China still top destination for FDI
The Chinese government is taking steps to stabilize the FDI and also improve its quality, it said.
Hurt by the global financial crisis since last October, FDI into China began to decrease from a year earlier, and fell 2.02, 36.52 and 5.73 percent respectively during the last three months of 2008.
But this did not pull back the growth momentum for the whole year. According to the Ministry of Commerce, China absorbed FDI worth 111.17 billion U.S. dollars in 2008, up 27.65 percent year-on-year.
In comparison, the global FDI dropped by 21 percent year-on-year to 1.45 trillion dollars, largely due to the 32.7 percent slump in FDI with developed nations, according to statistics from the United Nations.
Although the financial crisis will be continuously exerting a negative impact on the inflow of FDI into China this year, China is still an attractive destination for FDI, the MOFCOM said.
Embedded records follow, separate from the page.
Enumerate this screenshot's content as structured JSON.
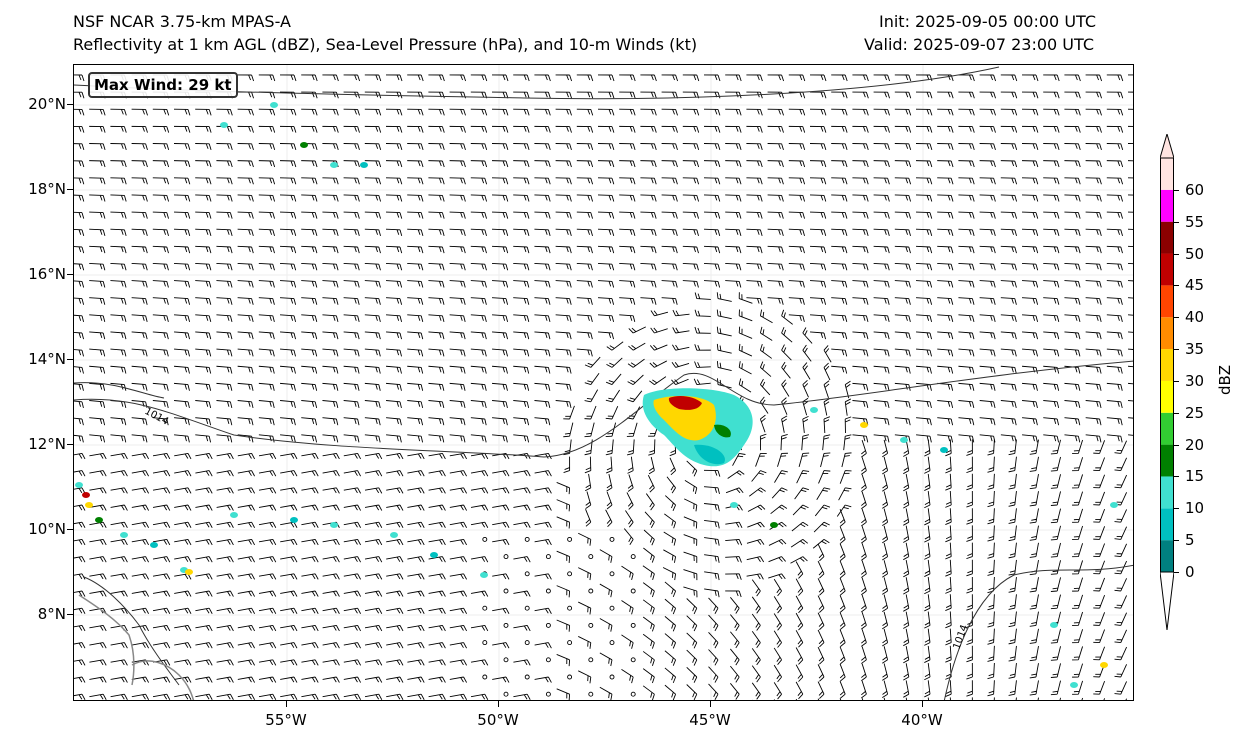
{
  "header": {
    "title_left_1": "NSF NCAR 3.75-km MPAS-A",
    "title_left_2": "Reflectivity at 1 km AGL (dBZ), Sea-Level Pressure (hPa), and 10-m Winds (kt)",
    "title_right_1": "Init: 2025-09-05 00:00 UTC",
    "title_right_2": "Valid: 2025-09-07 23:00 UTC"
  },
  "map": {
    "max_wind_label": "Max Wind: 29 kt",
    "lat_ticks": [
      "20°N",
      "18°N",
      "16°N",
      "14°N",
      "12°N",
      "10°N",
      "8°N"
    ],
    "lon_ticks": [
      "55°W",
      "50°W",
      "45°W",
      "40°W"
    ],
    "isobar_labels": [
      "1014",
      "1014"
    ],
    "lon_range": [
      -60,
      -35
    ],
    "lat_range": [
      6,
      21
    ]
  },
  "colorbar": {
    "label": "dBZ",
    "ticks": [
      "0",
      "5",
      "10",
      "15",
      "20",
      "25",
      "30",
      "35",
      "40",
      "45",
      "50",
      "55",
      "60"
    ],
    "colors": [
      "#008080",
      "#00c0c0",
      "#40e0d0",
      "#008000",
      "#32cd32",
      "#ffff00",
      "#ffd700",
      "#ff8c00",
      "#ff4500",
      "#c00000",
      "#8b0000",
      "#ff00ff",
      "#ffe4e1"
    ]
  }
}
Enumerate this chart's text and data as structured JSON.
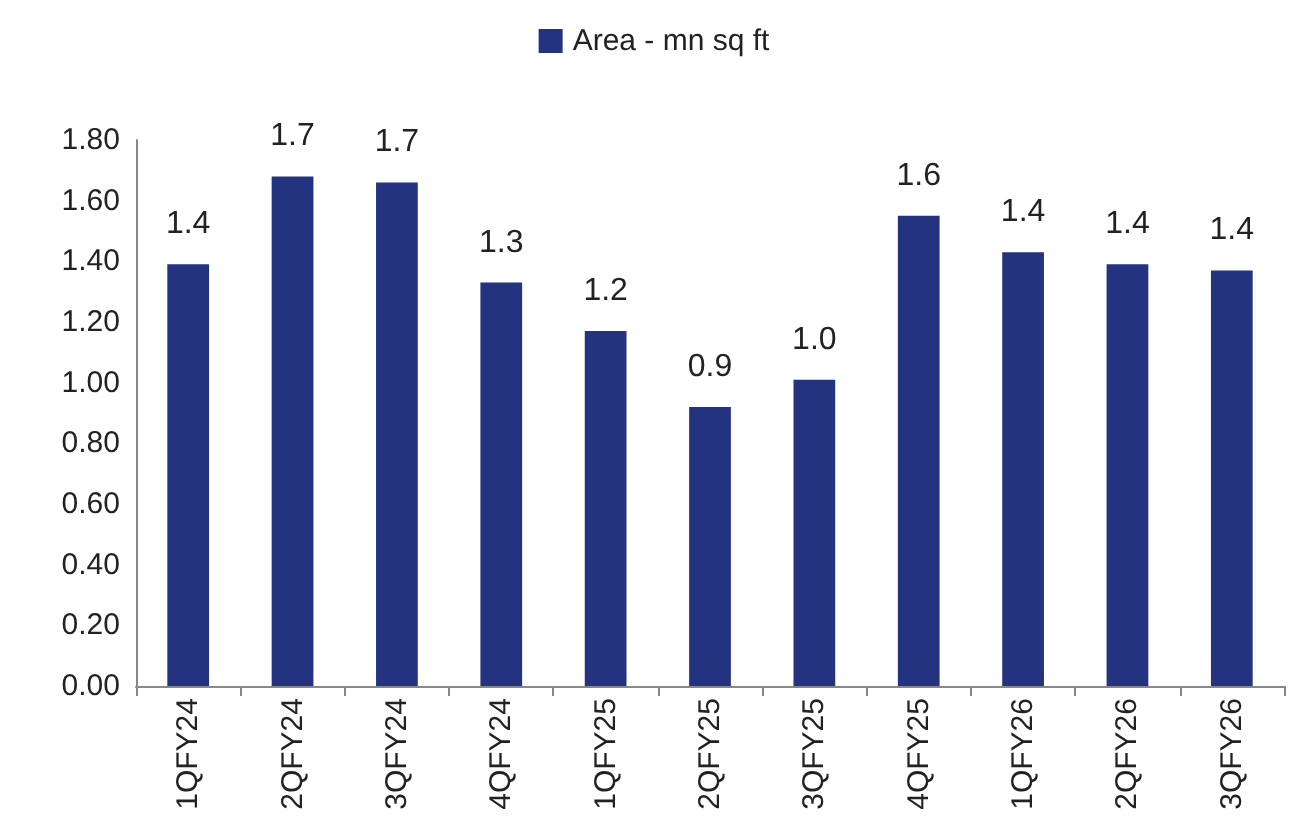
{
  "chart_data": {
    "type": "bar",
    "categories": [
      "1QFY24",
      "2QFY24",
      "3QFY24",
      "4QFY24",
      "1QFY25",
      "2QFY25",
      "3QFY25",
      "4QFY25",
      "1QFY26",
      "2QFY26",
      "3QFY26"
    ],
    "series": [
      {
        "name": "Area - mn sq ft",
        "color": "#233380",
        "values": [
          1.39,
          1.68,
          1.66,
          1.33,
          1.17,
          0.92,
          1.01,
          1.55,
          1.43,
          1.39,
          1.37
        ],
        "value_labels": [
          "1.4",
          "1.7",
          "1.7",
          "1.3",
          "1.2",
          "0.9",
          "1.0",
          "1.6",
          "1.4",
          "1.4",
          "1.4"
        ]
      }
    ],
    "ylim": [
      0,
      1.8
    ],
    "yticks": [
      "0.00",
      "0.20",
      "0.40",
      "0.60",
      "0.80",
      "1.00",
      "1.20",
      "1.40",
      "1.60",
      "1.80"
    ],
    "grid": false,
    "legend": "top"
  }
}
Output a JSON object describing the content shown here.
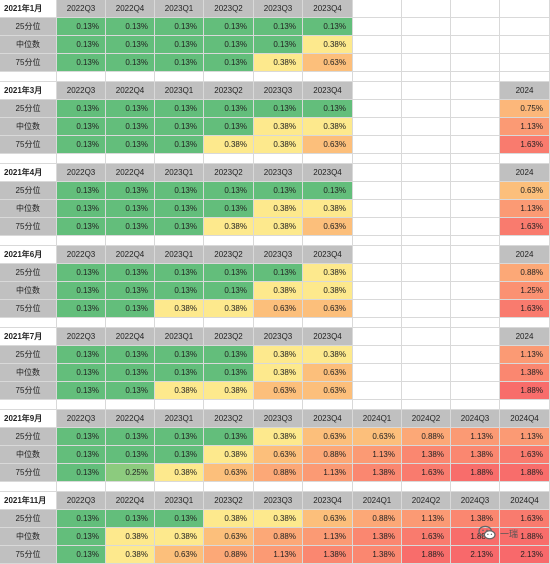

China's main FDI sources viz. the US, Europe and Japan, are languishing and there is no sign that their economies are bottoming out. This has blurred the prospects for FDI into China.
In addition, China's neighboring regions like Vietnam and Thailand have been rolling out preferential policies in recent years to enhance their competitiveness over China.
From January to April, the FDI into China fell by 32.6, 15.8, 9.5 and 22.5 percent respectively year-on-year.
But China's economic growth potential is still a big draw for foreign investors, said the MOFCOM. The nation registered a GDP growth of 9 percent last year, and has set a growth target of 8 percent for this year.
The UN said in its recent report that China will still be the best choice for overseas investment in the long run.
The MOFCOM also predicted that FDI for 2009 would initially drop for few months before gathering pace.
But the UN figures showed that FDI worldwide for 2009 will keep contracting, by around 30 to 40 percent year-on-year.
The MOFCOM has said that the Chinese government would try to improve the investment environment in China by launching more preferential policies and making procedures more convenient and also optimize the FDI structure by encouraging more investment from hi-tech, environmental protection and services sectors.